Well, the first mistake you can make is trying to get too involved in technicalities. Don't worry about it. In fact, the best thing you can do is find somebody who knows what they're doing and just get them to help you online. The beautiful thing about social media-- Facebook, Twitter, all that stuff, blogs--is that you're going to meet like-minded people even doing medical stuff and they're going to teach you. I met a guy who runs a blog called LifeInTheFastLane.com, he's name is Mike Cadogan. Unbelievably, pretty much designed my website, helped me with all the social media stuff. It was amazing. I learned a lot about video stuff and everything from reading online forums. So don't hesitate to go out and get help because if you don't do that, you'll spend a lot of time wasting time setting up blogspot account and trying to put Google ads everywhere. The second thing you've got to remember is you're not going to make tons of money doing what you're passionate about right away, but that's okay. I was thinking, oh I have all these viewers and it's going to be so great. It's so cool really to build up viewers and subscriptions and Facebook fans and all that it takes time and still taking time to work in progress. If it's something you love to do, it will happen and you keep doing it, and you won't worry about that stuff. Another thing is don't let too much cynicism, sort of sneaking. You always want to remember you have a personal brand and you're always trying to kind of keep that image intact. You don't want people to think you're a jerk or overly-cynical or whatever. So if you're commenting on forums, you're doing things like that, you know what I'm very pro-vaccine so i found myself often arguing on forums with anti-vaccine lunatics, and they are not lunatics but I would get a little emotional and say things I always regret it. It tarnishes the brand; you don't want to do it. You want to convince them properly make your point. And remember always you're a doctor so you want to maintain a certain medical credibility. So that's an important mistake I once made and if since not made very often, although I'm always guilty of doing stupid things--especially making a video called "OsamaCare." That was dicey you should check it out.

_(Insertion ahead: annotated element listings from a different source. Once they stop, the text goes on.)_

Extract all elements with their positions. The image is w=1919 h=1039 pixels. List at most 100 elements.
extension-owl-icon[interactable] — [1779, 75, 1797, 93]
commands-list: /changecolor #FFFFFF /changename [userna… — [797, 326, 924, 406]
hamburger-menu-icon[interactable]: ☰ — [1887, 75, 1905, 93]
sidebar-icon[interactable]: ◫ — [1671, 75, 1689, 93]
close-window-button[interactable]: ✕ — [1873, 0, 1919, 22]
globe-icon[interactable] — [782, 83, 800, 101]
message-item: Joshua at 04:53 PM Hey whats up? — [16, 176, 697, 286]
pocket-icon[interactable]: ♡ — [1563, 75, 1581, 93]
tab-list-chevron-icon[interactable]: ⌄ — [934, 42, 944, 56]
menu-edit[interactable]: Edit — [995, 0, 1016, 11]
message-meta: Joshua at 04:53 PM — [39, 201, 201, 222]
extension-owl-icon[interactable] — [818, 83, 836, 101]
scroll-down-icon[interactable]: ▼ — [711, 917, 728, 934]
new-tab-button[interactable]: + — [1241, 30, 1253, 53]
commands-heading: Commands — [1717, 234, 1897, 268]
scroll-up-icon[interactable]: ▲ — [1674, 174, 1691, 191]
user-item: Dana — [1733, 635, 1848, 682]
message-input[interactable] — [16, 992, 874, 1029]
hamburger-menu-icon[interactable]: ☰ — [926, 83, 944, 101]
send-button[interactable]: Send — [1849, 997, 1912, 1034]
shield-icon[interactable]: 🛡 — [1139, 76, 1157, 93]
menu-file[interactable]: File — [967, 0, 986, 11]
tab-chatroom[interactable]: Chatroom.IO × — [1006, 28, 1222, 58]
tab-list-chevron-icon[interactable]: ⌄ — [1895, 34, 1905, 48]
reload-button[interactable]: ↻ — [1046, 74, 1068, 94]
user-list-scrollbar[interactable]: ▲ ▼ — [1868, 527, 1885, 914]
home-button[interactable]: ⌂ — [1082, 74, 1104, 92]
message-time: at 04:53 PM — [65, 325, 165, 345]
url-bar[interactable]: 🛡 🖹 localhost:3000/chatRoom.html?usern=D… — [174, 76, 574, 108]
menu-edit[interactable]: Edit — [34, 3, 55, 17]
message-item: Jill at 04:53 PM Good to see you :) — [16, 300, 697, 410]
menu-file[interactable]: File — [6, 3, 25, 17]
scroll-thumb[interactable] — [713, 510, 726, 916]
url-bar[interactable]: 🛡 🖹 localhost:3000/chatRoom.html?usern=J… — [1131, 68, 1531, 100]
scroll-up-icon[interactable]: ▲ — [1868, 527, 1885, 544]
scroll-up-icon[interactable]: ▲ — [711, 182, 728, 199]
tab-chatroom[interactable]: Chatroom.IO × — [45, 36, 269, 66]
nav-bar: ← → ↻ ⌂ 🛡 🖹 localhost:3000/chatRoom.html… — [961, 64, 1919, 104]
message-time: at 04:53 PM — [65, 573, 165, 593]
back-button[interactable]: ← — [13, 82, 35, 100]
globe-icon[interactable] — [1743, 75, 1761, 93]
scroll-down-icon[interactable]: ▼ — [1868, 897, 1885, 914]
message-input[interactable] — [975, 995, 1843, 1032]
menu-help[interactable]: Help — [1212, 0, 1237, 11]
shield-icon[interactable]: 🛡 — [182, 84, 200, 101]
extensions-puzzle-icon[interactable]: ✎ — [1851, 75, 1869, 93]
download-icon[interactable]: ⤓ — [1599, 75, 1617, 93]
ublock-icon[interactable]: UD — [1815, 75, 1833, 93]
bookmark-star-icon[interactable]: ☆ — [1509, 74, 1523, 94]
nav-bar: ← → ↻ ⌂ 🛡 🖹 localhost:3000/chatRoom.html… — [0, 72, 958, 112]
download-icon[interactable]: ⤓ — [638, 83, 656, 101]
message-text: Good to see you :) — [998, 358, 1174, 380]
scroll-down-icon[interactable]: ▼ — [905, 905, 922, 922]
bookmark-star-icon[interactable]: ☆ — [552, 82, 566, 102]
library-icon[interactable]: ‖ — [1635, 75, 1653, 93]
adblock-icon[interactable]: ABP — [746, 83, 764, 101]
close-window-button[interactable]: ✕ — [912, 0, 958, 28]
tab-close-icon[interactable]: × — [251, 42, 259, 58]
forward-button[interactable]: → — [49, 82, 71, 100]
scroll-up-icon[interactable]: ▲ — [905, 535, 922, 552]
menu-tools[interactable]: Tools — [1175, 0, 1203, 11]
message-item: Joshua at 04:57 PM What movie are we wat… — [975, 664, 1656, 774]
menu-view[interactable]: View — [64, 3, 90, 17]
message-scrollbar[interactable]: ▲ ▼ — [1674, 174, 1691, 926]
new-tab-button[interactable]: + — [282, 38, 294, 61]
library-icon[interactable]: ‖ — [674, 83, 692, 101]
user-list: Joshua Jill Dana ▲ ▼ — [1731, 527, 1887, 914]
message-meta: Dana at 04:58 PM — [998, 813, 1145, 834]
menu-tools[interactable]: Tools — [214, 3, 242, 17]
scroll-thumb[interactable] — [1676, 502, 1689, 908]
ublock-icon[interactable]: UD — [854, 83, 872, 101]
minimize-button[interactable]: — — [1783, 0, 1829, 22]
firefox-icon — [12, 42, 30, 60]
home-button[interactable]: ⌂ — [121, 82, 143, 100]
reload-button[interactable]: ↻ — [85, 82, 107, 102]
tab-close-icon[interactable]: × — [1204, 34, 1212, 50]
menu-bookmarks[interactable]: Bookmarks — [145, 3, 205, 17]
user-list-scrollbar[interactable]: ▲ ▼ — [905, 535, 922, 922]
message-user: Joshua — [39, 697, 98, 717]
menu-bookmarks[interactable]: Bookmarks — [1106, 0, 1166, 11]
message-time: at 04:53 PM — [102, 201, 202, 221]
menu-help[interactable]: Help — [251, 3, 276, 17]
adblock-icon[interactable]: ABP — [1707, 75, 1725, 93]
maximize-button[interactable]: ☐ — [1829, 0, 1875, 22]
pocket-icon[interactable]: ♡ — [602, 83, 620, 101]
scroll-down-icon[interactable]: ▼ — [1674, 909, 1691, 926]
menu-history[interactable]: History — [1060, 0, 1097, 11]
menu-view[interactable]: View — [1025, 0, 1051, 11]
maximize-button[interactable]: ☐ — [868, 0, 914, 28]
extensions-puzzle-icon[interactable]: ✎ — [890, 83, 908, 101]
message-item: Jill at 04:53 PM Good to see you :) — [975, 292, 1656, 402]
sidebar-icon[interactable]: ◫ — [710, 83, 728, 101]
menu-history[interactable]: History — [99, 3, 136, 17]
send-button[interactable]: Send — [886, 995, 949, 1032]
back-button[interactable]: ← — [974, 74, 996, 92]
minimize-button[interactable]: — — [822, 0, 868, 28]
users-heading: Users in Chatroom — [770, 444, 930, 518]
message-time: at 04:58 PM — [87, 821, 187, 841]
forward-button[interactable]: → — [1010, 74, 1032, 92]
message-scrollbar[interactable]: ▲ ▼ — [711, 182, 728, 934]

One story I can tell you, make sure that you know who you're targeting with whatever it is you're doing. If you don't know that, you're going to have run to difficulties. For example I've started to do this speaking circuit type of thing and it was a lot of fun doing stand-up comedy for medical audiences. It's a freaking blast. The trick is one of the transplant surgeons in Stanford asked me to do a talk for a surgical society in San Francisco and he's like: "Oh it'll be great, there'll be 40 doctors up in the city. It'll be really nice!" So I prepared this talk, it's quite cynical works really well with residence and all the medical types people in my group always kills, bits that just kills. I went up there. Every single one of these doctors was like 90 years old, has hearing aid. I met one of them and he was like: (made a sound) "I hope you don't mind if I walk out of your talk." And I said, oh yeah why wouldn't I mind if you did that. And he said, "Well I just had my prostate removed and I'm here still having trouble your urination." Oh my God! Oh my God! This is not going to do well. And Lo and behold, it was unmitigated disaster. Although I have footages of that but I'm still just waiting for the right time to spring it on the world but it was awesome! It was like you're in crickets. So know who you are and try to focus on that because if you get it wrong, you're in for some unpleasant surprises. Anyways, that's all I have to say. Thanks for listening to me, Zubin Damania, ZDoggMD.